The EU Pact on Migration and Asylum, an exercise in eroding the right to seek asylum, is set to become law 

Three years and a half after its presentation in September 2020 by the European Commission, the adoption process of the no-longer-so New Pact on Migration and Asylum is finally nearing its end. Members of Parliament (MEPs) adopted last Wednesday, 10th April, six regulations constituting the EU Pact, as well as two recast directives and a regulation agreed in the previous reforms cycle. 

SOLIDAR already expressed its disappointment with the outcomes of the negotiations that finished in December 2023. Progressive civil society organisations (CSOs) have continued their effort to raise public and decision-makers’ awareness of the disastrous consequences of the Pact on migrants’ lives and SOLIDAR thanks the MEPs who voted against it or abstained as a commitment to fundamental rights. 

This Pact institutionalises the appalling practices that have been ongoing illegally for years in some Member States: de facto detention, screening, and second-rated asylum procedures at the borders.  

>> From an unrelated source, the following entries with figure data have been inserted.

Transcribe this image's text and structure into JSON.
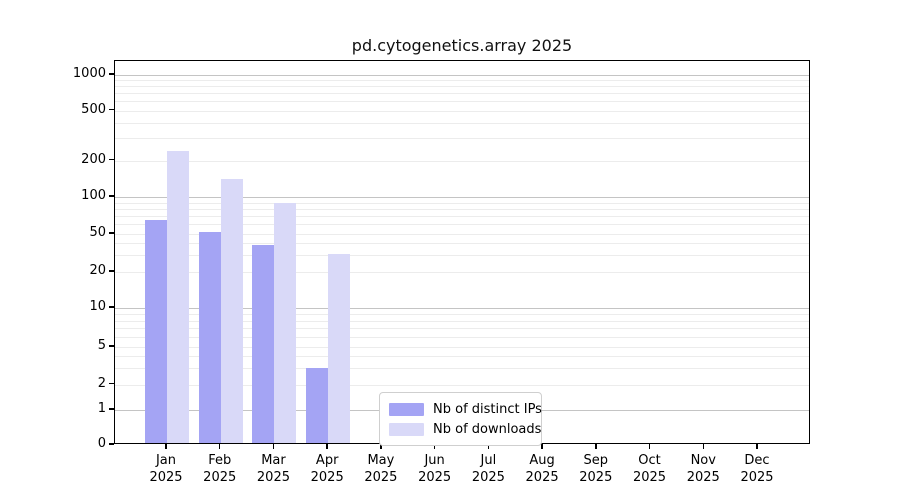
{
  "chart_data": {
    "type": "bar",
    "title": "pd.cytogenetics.array 2025",
    "year": "2025",
    "categories": [
      "Jan",
      "Feb",
      "Mar",
      "Apr",
      "May",
      "Jun",
      "Jul",
      "Aug",
      "Sep",
      "Oct",
      "Nov",
      "Dec"
    ],
    "series": [
      {
        "name": "Nb of distinct IPs",
        "color": "#a4a4f4",
        "values": [
          65,
          52,
          38,
          3,
          null,
          null,
          null,
          null,
          null,
          null,
          null,
          null
        ]
      },
      {
        "name": "Nb of downloads",
        "color": "#d9d9f8",
        "values": [
          240,
          140,
          90,
          31,
          null,
          null,
          null,
          null,
          null,
          null,
          null,
          null
        ]
      }
    ],
    "y_axis": {
      "scale": "log-like with zero baseline",
      "ticks": [
        0,
        1,
        2,
        5,
        10,
        20,
        50,
        100,
        200,
        500,
        1000
      ],
      "major_gridlines": [
        1,
        10,
        100,
        1000
      ],
      "minor_gridlines": [
        3,
        4,
        6,
        7,
        8,
        9,
        30,
        40,
        60,
        70,
        80,
        90,
        300,
        400,
        600,
        700,
        800,
        900
      ],
      "range": [
        0,
        1300
      ]
    },
    "xlabel": "",
    "ylabel": "",
    "grid": "horizontal-only",
    "legend_position": "inside-bottom-center",
    "colors": {
      "background": "#ffffff",
      "frame": "#000000",
      "text": "#000000",
      "major_grid": "#c4c4c4",
      "minor_grid": "#ececec"
    }
  }
}
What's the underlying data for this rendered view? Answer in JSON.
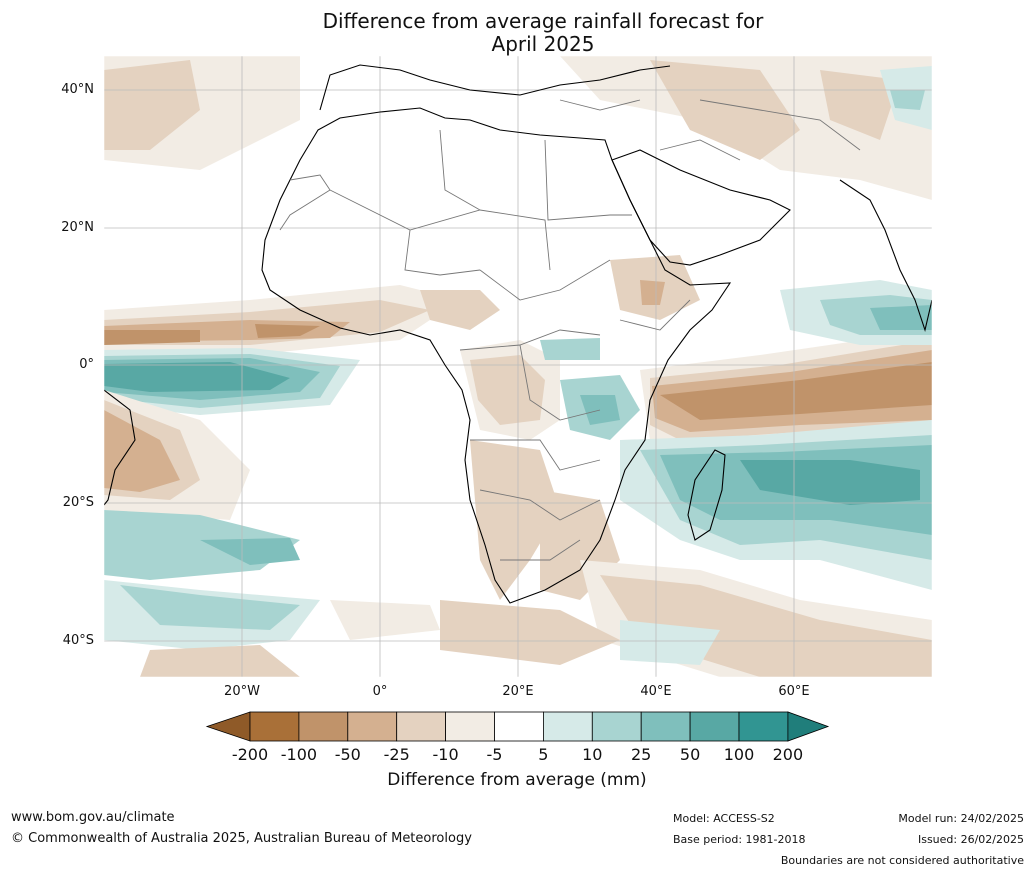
{
  "title_line1": "Difference from average rainfall forecast for",
  "title_line2": "April 2025",
  "lat_labels": [
    "40°N",
    "20°N",
    "0°",
    "20°S",
    "40°S"
  ],
  "lon_labels": [
    "20°W",
    "0°",
    "20°E",
    "40°E",
    "60°E"
  ],
  "colorbar": {
    "ticks": [
      "-200",
      "-100",
      "-50",
      "-25",
      "-10",
      "-5",
      "5",
      "10",
      "25",
      "50",
      "100",
      "200"
    ],
    "colors": [
      "#a97038",
      "#c0936a",
      "#d4b090",
      "#e4d2c0",
      "#f2ece4",
      "#ffffff",
      "#d6eae8",
      "#a8d4d1",
      "#7fbfbc",
      "#58a8a4",
      "#319592"
    ],
    "under_color": "#8f5a28",
    "over_color": "#207e7b",
    "title": "Difference from average (mm)"
  },
  "footer": {
    "url": "www.bom.gov.au/climate",
    "copyright": "© Commonwealth of Australia 2025, Australian Bureau of Meteorology",
    "model": "Model: ACCESS-S2",
    "base_period": "Base period: 1981-2018",
    "model_run": "Model run: 24/02/2025",
    "issued": "Issued: 26/02/2025",
    "disclaimer": "Boundaries are not considered authoritative"
  }
}
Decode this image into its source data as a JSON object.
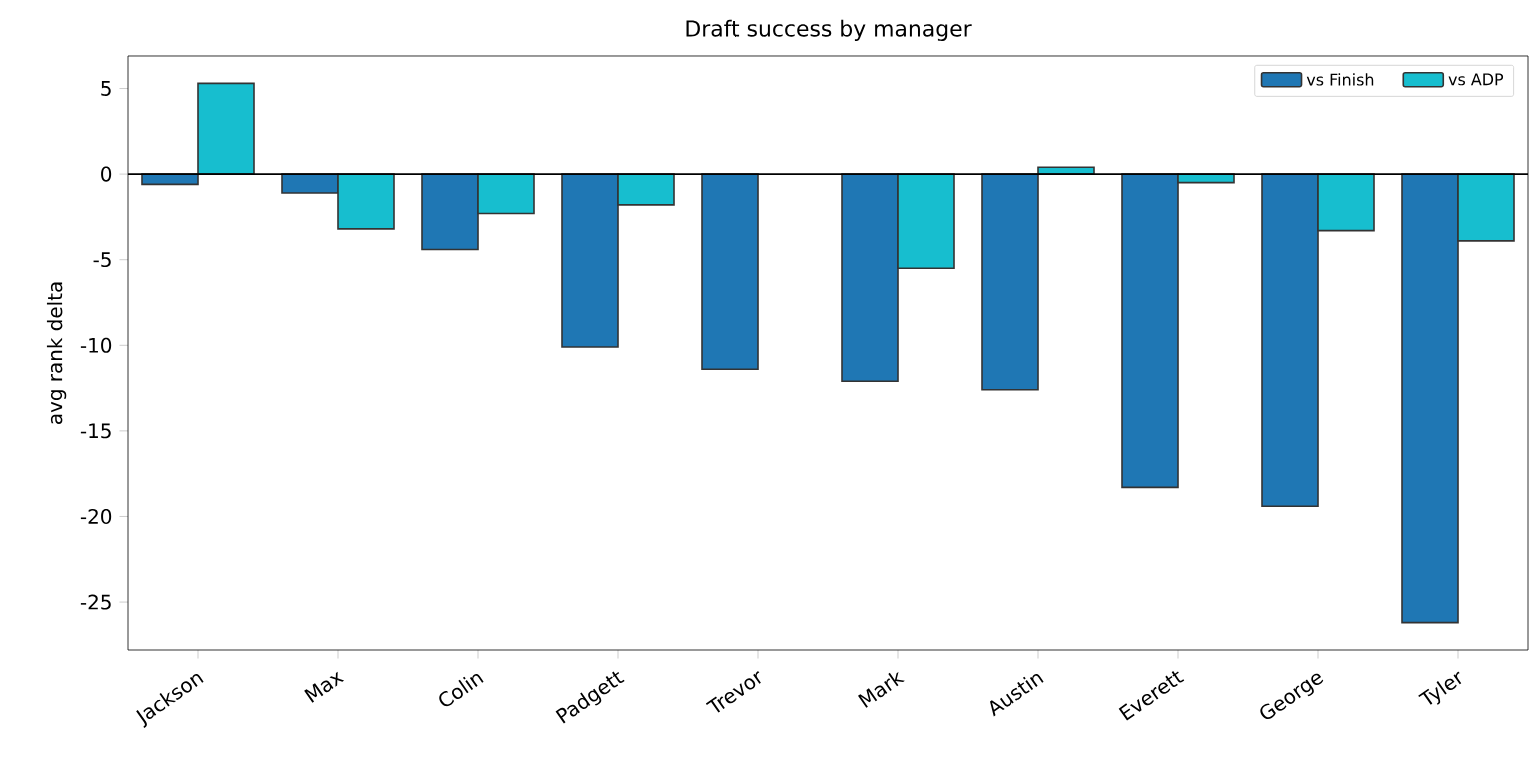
{
  "chart_data": {
    "type": "bar",
    "title": "Draft success by manager",
    "ylabel": "avg rank delta",
    "categories": [
      "Jackson",
      "Max",
      "Colin",
      "Padgett",
      "Trevor",
      "Mark",
      "Austin",
      "Everett",
      "George",
      "Tyler"
    ],
    "series": [
      {
        "name": "vs Finish",
        "color": "#1f77b4",
        "values": [
          -0.6,
          -1.1,
          -4.4,
          -10.1,
          -11.4,
          -12.1,
          -12.6,
          -18.3,
          -19.4,
          -26.2
        ]
      },
      {
        "name": "vs ADP",
        "color": "#17becf",
        "values": [
          5.3,
          -3.2,
          -2.3,
          -1.8,
          null,
          -5.5,
          0.4,
          -0.5,
          -3.3,
          -3.9
        ]
      }
    ],
    "ylim": [
      -27.8,
      6.9
    ],
    "yticks": [
      -25,
      -20,
      -15,
      -10,
      -5,
      0,
      5
    ],
    "ref_lines": [
      {
        "axis": "y",
        "value": 0,
        "color": "#000000"
      }
    ],
    "legend": "top right",
    "grid": false
  }
}
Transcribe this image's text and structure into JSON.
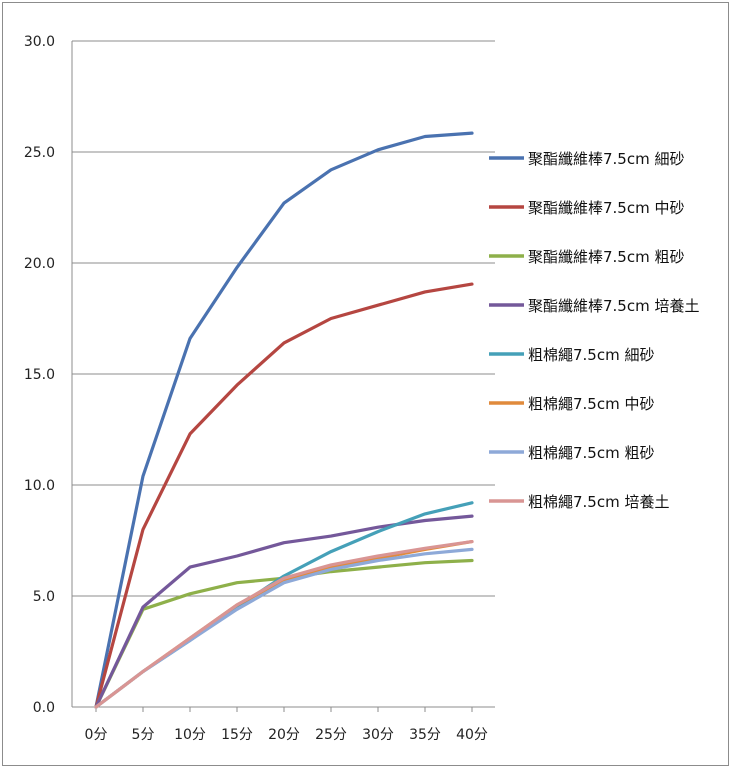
{
  "chart_data": {
    "type": "line",
    "title": "",
    "xlabel": "",
    "ylabel": "",
    "categories": [
      "0分",
      "5分",
      "10分",
      "15分",
      "20分",
      "25分",
      "30分",
      "35分",
      "40分"
    ],
    "y_tick_labels": [
      "0.0",
      "5.0",
      "10.0",
      "15.0",
      "20.0",
      "25.0",
      "30.0"
    ],
    "ylim": [
      0,
      30
    ],
    "grid": "horizontal",
    "legend_position": "right",
    "series": [
      {
        "name": "聚酯纖維棒7.5cm 細砂",
        "color": "#4a72b0",
        "values": [
          0,
          10.4,
          16.6,
          19.8,
          22.7,
          24.2,
          25.1,
          25.7,
          25.85
        ]
      },
      {
        "name": "聚酯纖維棒7.5cm 中砂",
        "color": "#b54641",
        "values": [
          0,
          8.0,
          12.3,
          14.5,
          16.4,
          17.5,
          18.1,
          18.7,
          19.05
        ]
      },
      {
        "name": "聚酯纖維棒7.5cm 粗砂",
        "color": "#8eb04a",
        "values": [
          0,
          4.4,
          5.1,
          5.6,
          5.8,
          6.1,
          6.3,
          6.5,
          6.6
        ]
      },
      {
        "name": "聚酯纖維棒7.5cm 培養土",
        "color": "#74589a",
        "values": [
          0,
          4.5,
          6.3,
          6.8,
          7.4,
          7.7,
          8.1,
          8.4,
          8.6
        ]
      },
      {
        "name": "粗棉繩7.5cm 細砂",
        "color": "#45a0b8",
        "values": [
          0,
          1.6,
          3.0,
          4.5,
          5.9,
          7.0,
          7.9,
          8.7,
          9.2
        ]
      },
      {
        "name": "粗棉繩7.5cm 中砂",
        "color": "#e08a3c",
        "values": [
          0,
          1.6,
          3.1,
          4.6,
          5.7,
          6.3,
          6.7,
          7.1,
          7.45
        ]
      },
      {
        "name": "粗棉繩7.5cm 粗砂",
        "color": "#8ea9d8",
        "values": [
          0,
          1.6,
          3.0,
          4.4,
          5.6,
          6.2,
          6.6,
          6.9,
          7.1
        ]
      },
      {
        "name": "粗棉繩7.5cm 培養土",
        "color": "#d99594",
        "values": [
          0,
          1.6,
          3.1,
          4.6,
          5.8,
          6.4,
          6.8,
          7.15,
          7.45
        ]
      }
    ]
  }
}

  • People arriving in Europe without a travel document will have to undergo a screening procedure for security, medical and vulnerability checks, in detention and with reduced legal safeguards.  
  • People can be then channeled into either normal or accelerated borders procedures, unless their claim for asylum is found ‘inadmissible’ by way of an expanded ‘safe third country’ concept. In that case, they can face expeditious deportation to third countries.  
  • Meanwhile, the rules for State allocation of responsibility for asylum-seekers, which desperately need reform, will remain substantially unchanged, minus the welcome inclusion of a diploma criteria. To compensate this unfairness, mandatory solidarity between Member States will be codified into law for the first time; yet it will remain flexible, with relocation targets far below the actual needs.  
  • Solidarity will be enhanced when a Member State finds itself in one of three situations categorized as ‘crisis’, however the same State will be allowed to derogate to common standards and safeguards, including when claiming a third-country or non-State actor is ‘instrumentalising’ migrants (intentionally pushing them to cross its border). 
  • Facial images and fingerprints of children as young as six years old will be collected and stored for purposes of migrants’ surveillance and policing.

”Human mobility is a common historical reality that this Pact will not stop. What the Pact will do is increase the vulnerability of people in need of protection. Another approach to migration challenges is possible, as demonstrated by the EU response to displacement from Ukraine; we need to head towards safe routes, dignified reception and swift granting of status and rights upon arrival.”

Mikael Leyi, Secretary General, SOLIDAR

The final confirmation from Member States is still pending, but the Pact is set to enter into force. Next steps will focus on preparing the implementation of the Pact with many issues remaining unsolved, such as the functioning of the solidarity and fundamental rights monitoring mechanism; assurance that CSOs’ humanitarian activities cannot be criminalised as ‘instrumentalisation of migrants’; or the definition of legal counselling to which applicants will be entitled in the border procedure. The European Commission’s and Member States’ implementation plans will have to answer these questions. Implementation should not only be about applying the border procedure but also guaranteeing human rights and meaningful solidarity focusing on the relocation of people, and tackling longstanding issues such as inadequate reception conditions. CSOs at the relevant level, including migrant- and refugee-led organisations, should be involved in the design of these implementation plans as well as their deployment, their monitoring and evaluation. 

SOLIDAR and its members will continue to promote a rights- and solidarity-based approach to migration challenges in the implementation of the Pact and beyond.